If you were to do Gospel of John Mad Libs, you might end up with the passage we read in church this morning. John 9 has a little bit of everything: the healing of a blind man, disputes with the Pharisees, controversies around the Sabbath, and the inability of two groups of people to understand what the other is saying. The chapter is essentially a list of John the Evangelist’s greatest hits. In spite of this implicit richness, there are many who are inclined to read this as a simple story of a miraculous healing: Jesus makes mud, spreads it on some guy’s eyes, and he is able to see, even though he was born blind. This is understandable in some ways. After all, the man’s story about what happened to him is pretty simple: “The man called Jesus made mud, spread it on my eyes, and said to me, ‘Go to Siloam and wash.’ Then I went and washed and received my sight.” He repeats a version of this several times throughout the passage, always with the same dry rehearsal of the facts.
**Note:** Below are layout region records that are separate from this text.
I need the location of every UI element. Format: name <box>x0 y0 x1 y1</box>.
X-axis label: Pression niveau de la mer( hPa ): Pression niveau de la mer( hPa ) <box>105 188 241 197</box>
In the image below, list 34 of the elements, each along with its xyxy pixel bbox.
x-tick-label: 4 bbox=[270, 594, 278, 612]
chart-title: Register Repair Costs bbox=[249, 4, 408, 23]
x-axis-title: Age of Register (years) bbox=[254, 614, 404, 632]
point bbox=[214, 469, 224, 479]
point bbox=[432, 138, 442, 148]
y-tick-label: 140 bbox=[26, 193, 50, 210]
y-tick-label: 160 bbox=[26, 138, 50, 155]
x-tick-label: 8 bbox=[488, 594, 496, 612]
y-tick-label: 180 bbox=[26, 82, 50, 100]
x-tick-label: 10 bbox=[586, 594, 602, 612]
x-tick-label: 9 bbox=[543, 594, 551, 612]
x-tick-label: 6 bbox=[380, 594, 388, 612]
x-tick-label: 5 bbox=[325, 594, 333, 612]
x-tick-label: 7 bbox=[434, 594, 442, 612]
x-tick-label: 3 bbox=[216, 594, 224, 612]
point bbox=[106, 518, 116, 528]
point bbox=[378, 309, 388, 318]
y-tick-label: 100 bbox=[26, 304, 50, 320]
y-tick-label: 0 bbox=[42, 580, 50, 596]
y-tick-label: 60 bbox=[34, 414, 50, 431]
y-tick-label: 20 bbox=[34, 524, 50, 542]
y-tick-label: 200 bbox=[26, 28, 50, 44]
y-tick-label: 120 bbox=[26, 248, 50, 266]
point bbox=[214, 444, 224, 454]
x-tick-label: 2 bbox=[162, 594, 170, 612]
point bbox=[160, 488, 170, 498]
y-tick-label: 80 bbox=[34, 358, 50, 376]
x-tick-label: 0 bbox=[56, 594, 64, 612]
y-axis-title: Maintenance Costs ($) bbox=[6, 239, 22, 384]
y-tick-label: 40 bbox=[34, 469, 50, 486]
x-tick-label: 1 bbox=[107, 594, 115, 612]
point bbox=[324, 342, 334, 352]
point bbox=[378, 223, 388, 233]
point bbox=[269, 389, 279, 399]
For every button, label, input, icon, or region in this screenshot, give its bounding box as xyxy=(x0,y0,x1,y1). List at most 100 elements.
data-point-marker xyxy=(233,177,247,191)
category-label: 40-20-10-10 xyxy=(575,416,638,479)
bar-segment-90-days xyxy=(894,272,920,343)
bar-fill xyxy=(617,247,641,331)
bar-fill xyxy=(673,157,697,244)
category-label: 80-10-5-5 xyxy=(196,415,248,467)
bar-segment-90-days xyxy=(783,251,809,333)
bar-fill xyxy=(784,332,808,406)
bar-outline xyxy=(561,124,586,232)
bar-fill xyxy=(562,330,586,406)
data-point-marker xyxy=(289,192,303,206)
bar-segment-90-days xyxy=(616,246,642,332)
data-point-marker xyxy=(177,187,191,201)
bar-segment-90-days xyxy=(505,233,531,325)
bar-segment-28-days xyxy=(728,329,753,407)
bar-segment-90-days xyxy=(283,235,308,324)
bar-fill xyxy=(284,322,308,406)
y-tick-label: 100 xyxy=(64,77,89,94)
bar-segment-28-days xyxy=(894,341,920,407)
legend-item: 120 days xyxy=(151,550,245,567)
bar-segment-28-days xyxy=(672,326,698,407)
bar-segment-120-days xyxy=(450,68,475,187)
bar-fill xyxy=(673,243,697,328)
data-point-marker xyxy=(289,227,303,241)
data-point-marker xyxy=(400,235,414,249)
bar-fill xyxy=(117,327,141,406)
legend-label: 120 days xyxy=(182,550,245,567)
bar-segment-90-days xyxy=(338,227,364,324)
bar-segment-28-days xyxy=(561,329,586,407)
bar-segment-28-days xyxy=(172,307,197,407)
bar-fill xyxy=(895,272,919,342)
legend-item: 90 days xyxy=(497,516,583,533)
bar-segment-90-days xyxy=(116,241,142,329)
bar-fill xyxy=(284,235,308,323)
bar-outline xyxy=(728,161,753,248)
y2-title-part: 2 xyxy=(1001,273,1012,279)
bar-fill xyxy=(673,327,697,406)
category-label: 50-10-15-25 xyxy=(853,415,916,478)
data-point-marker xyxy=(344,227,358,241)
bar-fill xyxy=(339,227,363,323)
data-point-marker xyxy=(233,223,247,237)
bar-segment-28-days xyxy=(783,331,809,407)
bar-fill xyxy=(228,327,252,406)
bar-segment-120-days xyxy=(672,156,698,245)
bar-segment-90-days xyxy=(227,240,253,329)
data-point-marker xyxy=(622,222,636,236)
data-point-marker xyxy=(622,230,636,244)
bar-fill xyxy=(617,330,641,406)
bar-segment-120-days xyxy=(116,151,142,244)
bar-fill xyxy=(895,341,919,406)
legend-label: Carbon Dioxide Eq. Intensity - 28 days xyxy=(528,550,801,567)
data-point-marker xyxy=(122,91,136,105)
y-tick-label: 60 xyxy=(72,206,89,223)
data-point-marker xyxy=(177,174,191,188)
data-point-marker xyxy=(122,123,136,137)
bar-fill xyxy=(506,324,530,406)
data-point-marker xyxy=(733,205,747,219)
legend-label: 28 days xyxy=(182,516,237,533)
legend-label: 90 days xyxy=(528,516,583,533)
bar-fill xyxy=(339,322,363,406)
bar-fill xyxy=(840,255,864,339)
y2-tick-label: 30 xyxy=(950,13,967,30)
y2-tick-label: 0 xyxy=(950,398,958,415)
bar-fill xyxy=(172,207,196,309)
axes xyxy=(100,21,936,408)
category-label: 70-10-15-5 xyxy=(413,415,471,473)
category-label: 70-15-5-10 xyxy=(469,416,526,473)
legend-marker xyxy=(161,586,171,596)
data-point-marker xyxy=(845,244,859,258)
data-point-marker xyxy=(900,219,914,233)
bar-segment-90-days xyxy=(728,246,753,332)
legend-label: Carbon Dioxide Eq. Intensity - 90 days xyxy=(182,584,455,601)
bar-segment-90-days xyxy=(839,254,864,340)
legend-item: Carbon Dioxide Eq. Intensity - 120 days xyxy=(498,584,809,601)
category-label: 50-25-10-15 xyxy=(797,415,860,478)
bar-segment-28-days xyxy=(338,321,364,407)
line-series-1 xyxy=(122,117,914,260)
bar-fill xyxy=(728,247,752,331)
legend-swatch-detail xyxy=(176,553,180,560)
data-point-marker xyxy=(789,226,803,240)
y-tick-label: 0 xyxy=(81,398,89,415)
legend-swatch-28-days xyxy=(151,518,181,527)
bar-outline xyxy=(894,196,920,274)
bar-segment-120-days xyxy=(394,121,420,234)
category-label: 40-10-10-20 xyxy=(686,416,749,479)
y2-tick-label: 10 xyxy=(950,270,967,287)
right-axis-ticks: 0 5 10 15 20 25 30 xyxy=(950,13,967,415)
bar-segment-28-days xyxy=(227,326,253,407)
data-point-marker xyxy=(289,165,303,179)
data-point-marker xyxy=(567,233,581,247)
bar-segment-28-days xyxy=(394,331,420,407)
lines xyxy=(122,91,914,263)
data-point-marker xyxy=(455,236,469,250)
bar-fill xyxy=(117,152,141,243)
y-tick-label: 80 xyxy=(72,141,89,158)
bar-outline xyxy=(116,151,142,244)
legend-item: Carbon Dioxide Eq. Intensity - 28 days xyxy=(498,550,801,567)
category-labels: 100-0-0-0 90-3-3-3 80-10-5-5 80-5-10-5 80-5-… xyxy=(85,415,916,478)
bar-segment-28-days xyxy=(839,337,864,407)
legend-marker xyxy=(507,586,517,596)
I think the reason for the man’s repetition, however, is not that this is a simple story, but because the dry rehearsal of the facts exposes the tension between Jesus and the religious authorities. Notice that at the beginning of this passage, the disciples wonder aloud who was responsible for the man’s blindness. John includes this detail in part to illustrate how the religious authorities of the day viewed the world. For them, physical capacity was automatically associated with how sinful or righteous you were. If you were strong and healthy, the likelihood was that you were righteous. If you were physically infirm, the likelihood was that you or someone close to you was sinful. This distinction led the religious authorities to make determinations about who was “in” or “out” based on their understanding of people’s relative righteousness or sinfulness. John also argues that this led the religious authorities to look at everyone in terms of these categories of “righteous” or “sinful,” in terms of whether they were “in” or “out.”
This is ultimately the source of the misunderstanding between the man born blind and the Pharisees. The Pharisees looked at a man who had been blind from birth, a man firmly in the “sinful” category, and saw that he was no longer blind, that he could no longer easily be considered “sinful.” Instead of reevaluating their categories, the Pharisees try to prove that there’s no way the man could have actually been healed from his blindness. It’s almost hilarious: they assume that the guy is impersonating the real blind beggar, they ask his parents to explain what’s going on, they repeatedly tell the man that he was born in sin. In the meantime, the man repeats over and over, “One thing I do know, that though I was blind, now I see.” The Pharisees refuse to recognize that the man has been healed, because in their worldview, people born in sin do not change, and are certainly not changed by people who don’t observe the Sabbath. The Pharisees refuse to change the way they look at the world. They refuse to see beyond their limited categories of “sinful” and “righteous,” and so they fail to recognize the truth when it stares them directly in the face.
While the Pharisees are clearly in the wrong in this passage, I suspect that more than a few of us have shared a worldview with the religious authorities of John’s gospel at some point in our lives. We like to put things in categories, to keep things organized. When we are organizing our closets, this is not a bad thing. But this is a dangerous habit to indulge when we are talking about other human beings. When we look at a person and make a determination about who he is based on how he looks, we are falling into the same trap as the Pharisees. When we think we know a person just because we know where she’s from, we are failing to recognize the truth. God calls us to look beyond our limited worldviews and appreciate the people of this world for who they are and who they can be, instead of who we think they ought to be.